Functional analysis of mouse Blnc1 domains. (A) Predicted secondary structure of mBlnc1 using RNAfold web server. Three segments predicted to form stem-loop structures were indicated by red cycles. (B) Diagram of mBlnc1 truncation mutants. (C) Gene expression analysis of differentiated brown adipocytes expressing vector (Vec), full-length mBlnc1 (FL), or individual truncation mutants treated with Veh or Iso. (D) Immunoblots of brown adipocyte lysates. Data represent mean ± sd. *p < 0.05, vector vs.

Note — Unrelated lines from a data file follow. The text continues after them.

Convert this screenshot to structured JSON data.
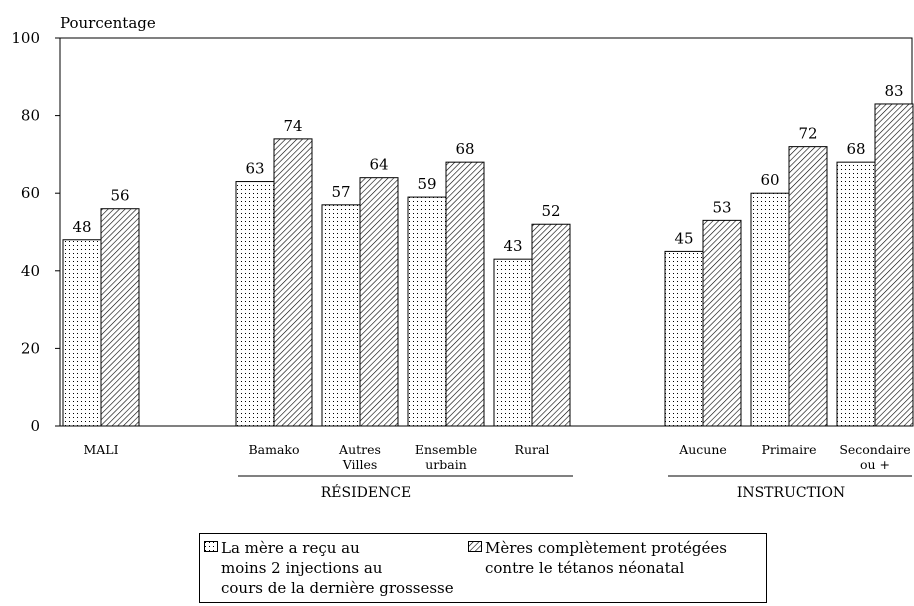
{
  "chart_data": {
    "type": "bar",
    "ylabel": "Pourcentage",
    "ylim": [
      0,
      100
    ],
    "yticks": [
      0,
      20,
      40,
      60,
      80,
      100
    ],
    "grid": false,
    "categories": [
      "MALI",
      "Bamako",
      "Autres Villes",
      "Ensemble urbain",
      "Rural",
      "Aucune",
      "Primaire",
      "Secondaire ou +"
    ],
    "category_lines": [
      [
        "MALI"
      ],
      [
        "Bamako"
      ],
      [
        "Autres",
        "Villes"
      ],
      [
        "Ensemble",
        "urbain"
      ],
      [
        "Rural"
      ],
      [
        "Aucune"
      ],
      [
        "Primaire"
      ],
      [
        "Secondaire",
        "ou +"
      ]
    ],
    "groups": [
      {
        "label": "RÉSIDENCE",
        "categories": [
          "Bamako",
          "Autres Villes",
          "Ensemble urbain",
          "Rural"
        ]
      },
      {
        "label": "INSTRUCTION",
        "categories": [
          "Aucune",
          "Primaire",
          "Secondaire ou +"
        ]
      }
    ],
    "series": [
      {
        "name": "La mère a reçu au moins 2 injections au cours de la dernière grossesse",
        "legend_lines": "La mère a reçu au\nmoins 2 injections au\ncours de la dernière grossesse",
        "pattern": "dots",
        "values": [
          48,
          63,
          57,
          59,
          43,
          45,
          60,
          68
        ]
      },
      {
        "name": "Mères complètement protégées contre le tétanos néonatal",
        "legend_lines": "Mères complètement protégées\ncontre le tétanos néonatal",
        "pattern": "hatch",
        "values": [
          56,
          74,
          64,
          68,
          52,
          53,
          72,
          83
        ]
      }
    ],
    "legend_position": "bottom"
  }
}
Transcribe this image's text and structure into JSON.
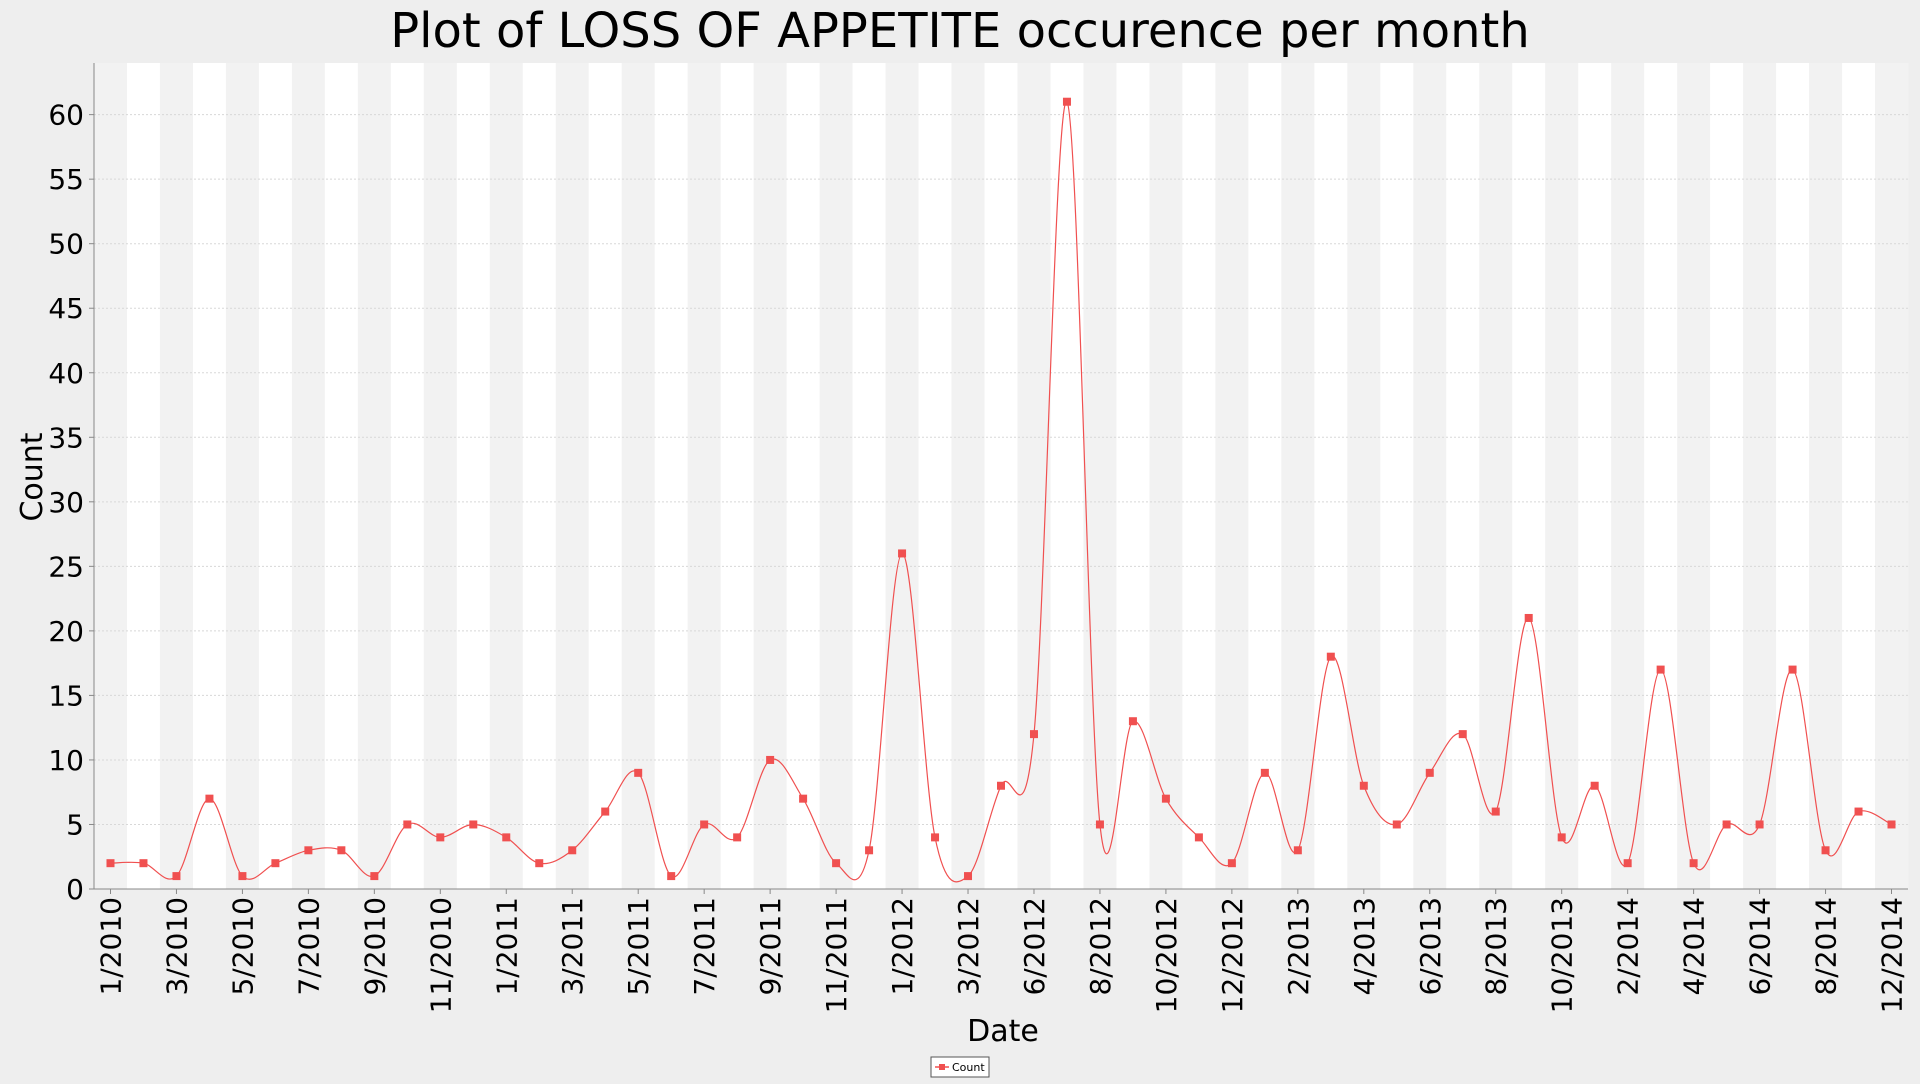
{
  "chart_data": {
    "type": "line",
    "title": "Plot of LOSS OF APPETITE occurence per month",
    "xlabel": "Date",
    "ylabel": "Count",
    "ylim": [
      0,
      64
    ],
    "yticks": [
      0,
      5,
      10,
      15,
      20,
      25,
      30,
      35,
      40,
      45,
      50,
      55,
      60
    ],
    "grid": true,
    "legend_position": "bottom-center",
    "series_color": "#f05050",
    "xtick_labels": [
      "1/2010",
      "3/2010",
      "5/2010",
      "7/2010",
      "9/2010",
      "11/2010",
      "1/2011",
      "3/2011",
      "5/2011",
      "7/2011",
      "9/2011",
      "11/2011",
      "1/2012",
      "3/2012",
      "6/2012",
      "8/2012",
      "10/2012",
      "12/2012",
      "2/2013",
      "4/2013",
      "6/2013",
      "8/2013",
      "10/2013",
      "2/2014",
      "4/2014",
      "6/2014",
      "8/2014",
      "12/2014"
    ],
    "xtick_positions": [
      0,
      2,
      4,
      6,
      8,
      10,
      12,
      14,
      16,
      18,
      20,
      22,
      24,
      26,
      28,
      30,
      32,
      34,
      36,
      38,
      40,
      42,
      44,
      46,
      48,
      50,
      52,
      54
    ],
    "x_count": 55,
    "series": [
      {
        "name": "Count",
        "x": [
          0,
          1,
          2,
          3,
          4,
          5,
          6,
          7,
          8,
          9,
          10,
          11,
          12,
          13,
          14,
          15,
          16,
          17,
          18,
          19,
          20,
          21,
          22,
          23,
          24,
          25,
          26,
          27,
          28,
          29,
          30,
          31,
          32,
          33,
          34,
          35,
          36,
          37,
          38,
          39,
          40,
          41,
          42,
          43,
          44,
          45,
          46,
          47,
          48,
          49,
          50,
          51,
          52,
          53,
          54
        ],
        "values": [
          2,
          2,
          1,
          7,
          1,
          2,
          3,
          3,
          1,
          5,
          4,
          5,
          4,
          2,
          3,
          6,
          9,
          1,
          5,
          4,
          10,
          7,
          2,
          3,
          26,
          4,
          1,
          8,
          12,
          61,
          5,
          13,
          7,
          4,
          2,
          9,
          3,
          18,
          8,
          5,
          9,
          12,
          6,
          21,
          4,
          8,
          2,
          17,
          2,
          5,
          5,
          17,
          3,
          6,
          5
        ]
      }
    ]
  }
}
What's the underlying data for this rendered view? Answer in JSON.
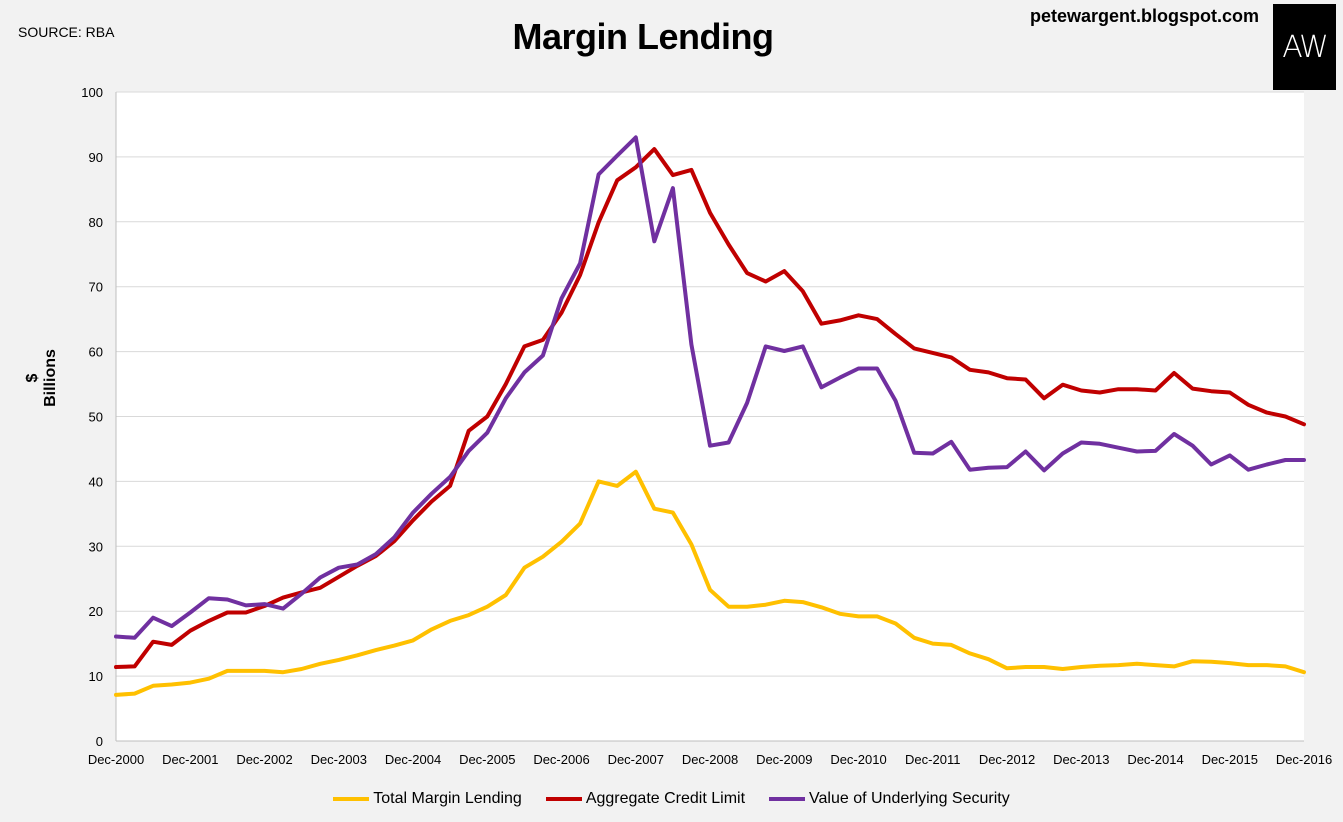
{
  "header": {
    "source": "SOURCE: RBA",
    "title": "Margin Lending",
    "site": "petewargent.blogspot.com",
    "logo_text": "AW"
  },
  "colors": {
    "background": "#f2f2f2",
    "grid": "#d9d9d9",
    "total": "#ffc000",
    "credit": "#c00000",
    "security": "#7030a0"
  },
  "chart_data": {
    "type": "line",
    "title": "Margin Lending",
    "xlabel": "",
    "ylabel": "$ Billions",
    "ylim": [
      0,
      100
    ],
    "yticks": [
      0,
      10,
      20,
      30,
      40,
      50,
      60,
      70,
      80,
      90,
      100
    ],
    "grid": true,
    "legend_position": "bottom",
    "x_tick_labels": [
      "Dec-2000",
      "Dec-2001",
      "Dec-2002",
      "Dec-2003",
      "Dec-2004",
      "Dec-2005",
      "Dec-2006",
      "Dec-2007",
      "Dec-2008",
      "Dec-2009",
      "Dec-2010",
      "Dec-2011",
      "Dec-2012",
      "Dec-2013",
      "Dec-2014",
      "Dec-2015",
      "Dec-2016"
    ],
    "x_tick_quarter_index": [
      0,
      4,
      8,
      12,
      16,
      20,
      24,
      28,
      32,
      36,
      40,
      44,
      48,
      52,
      56,
      60,
      64
    ],
    "series": [
      {
        "name": "Total Margin Lending",
        "color": "#ffc000",
        "values": [
          7.1,
          7.3,
          8.5,
          8.7,
          9.0,
          9.6,
          10.8,
          10.8,
          10.8,
          10.6,
          11.1,
          11.9,
          12.5,
          13.2,
          14.0,
          14.7,
          15.5,
          17.2,
          18.5,
          19.4,
          20.7,
          22.5,
          26.7,
          28.4,
          30.7,
          33.5,
          40.0,
          39.3,
          41.5,
          35.8,
          35.2,
          30.3,
          23.3,
          20.7,
          20.7,
          21.0,
          21.6,
          21.4,
          20.6,
          19.6,
          19.2,
          19.2,
          18.1,
          15.9,
          15.0,
          14.8,
          13.5,
          12.6,
          11.2,
          11.4,
          11.4,
          11.1,
          11.4,
          11.6,
          11.7,
          11.9,
          11.7,
          11.5,
          12.3,
          12.2,
          12.0,
          11.7,
          11.7,
          11.5,
          10.6
        ]
      },
      {
        "name": "Aggregate Credit Limit",
        "color": "#c00000",
        "values": [
          11.4,
          11.5,
          15.3,
          14.8,
          17.0,
          18.5,
          19.8,
          19.8,
          20.8,
          22.1,
          22.9,
          23.6,
          25.3,
          27.0,
          28.5,
          30.8,
          34.0,
          36.9,
          39.3,
          47.8,
          50.0,
          55.0,
          60.8,
          61.8,
          66.0,
          71.8,
          79.9,
          86.4,
          88.4,
          91.2,
          87.2,
          88.0,
          81.4,
          76.5,
          72.1,
          70.8,
          72.4,
          69.3,
          64.3,
          64.8,
          65.6,
          65.0,
          62.7,
          60.5,
          59.8,
          59.1,
          57.2,
          56.8,
          55.9,
          55.7,
          52.8,
          54.9,
          54.0,
          53.7,
          54.2,
          54.2,
          54.0,
          56.7,
          54.3,
          53.9,
          53.7,
          51.8,
          50.6,
          50.0,
          48.8
        ]
      },
      {
        "name": "Value of Underlying Security",
        "color": "#7030a0",
        "values": [
          16.1,
          15.9,
          19.0,
          17.7,
          19.8,
          22.0,
          21.8,
          20.9,
          21.1,
          20.4,
          22.7,
          25.2,
          26.7,
          27.2,
          28.8,
          31.4,
          35.2,
          38.1,
          40.7,
          44.7,
          47.5,
          52.8,
          56.8,
          59.4,
          68.2,
          73.6,
          87.3,
          90.2,
          93.0,
          77.0,
          85.2,
          61.1,
          45.5,
          46.0,
          52.1,
          60.8,
          60.1,
          60.8,
          54.5,
          56.0,
          57.4,
          57.4,
          52.4,
          44.4,
          44.3,
          46.1,
          41.8,
          42.1,
          42.2,
          44.6,
          41.7,
          44.3,
          46.0,
          45.8,
          45.2,
          44.6,
          44.7,
          47.3,
          45.5,
          42.6,
          44.0,
          41.8,
          42.6,
          43.3,
          43.3
        ]
      }
    ]
  }
}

Vec.

Figure 5

A conserved RNA domain in mouse and human Blnc1 promotes brown adipogenesis. (A) Diagram showing the FL and RD1 Blnc1 constructs. (B) qPCR analysis of differentiated brown adipocytes expressing vector (Vec), full-length mBlnc1 (mFL) or hBlnc1 (hFL), or respective RD1 fragments (mRD1 and hRD1). (C) Immunoblots of brown adipocyte lysates. Data represent mean ± sd. *p < 0.05, vs. Vec.

Figure 6

Physical interaction between Blnc1 and hnRNPU. (A–B) IP/qPCR analyses of mBlnc1 (A) or hBlnc1 (B) in RNA isolated from anti-Flag immunocomplexes or input from transiently transfected HEK293 cells. (C–D) Immunoblots of total lysates and precipitated proteins on streptavidin beads (SA) from transiently transfected HEK293 cells. (E) Immunoblots of total lysates and anti-HA immunocomplex. (F) Immunoblots of Myc-EBF2 in lysates and streptavidin beads (SA) from transfected HEK293 cells. (G) IP/qPCR analyses of mBlnc1 in RNA isolated from anti-Myc immunocomplex or input from transiently transfected HEK293 cells.

Figure 7

HnRNPU facilitates the assembly of the Blnc1/EBF2 transcriptional complex. (A) qPCR analysis of differentiated brown adipocytes transduced with Vector (Vec) or shRNAs targeting hnRNPU (#1 and #2) in combination of vector (open) or mBlnc1 (brown) overexpression. (B) Immunoblots of brown adipocyte lysates. (C) qPCR analysis of differentiated brown adipocytes transduced with Vector (Vec) or shRNAs targeting hnRNPU (#1 and #2) in combination of vector (open) or EBF2 (brown) overexpression. Data represent mean ± sd. *p < 0.05 si#1 and #2 vs. Vec. (D) Immunoblots of brown adipocyte lysates. (E) Model depicting the induction of thermogenic gene program by the Blnc1 ribonucleoprotein transcriptional complex.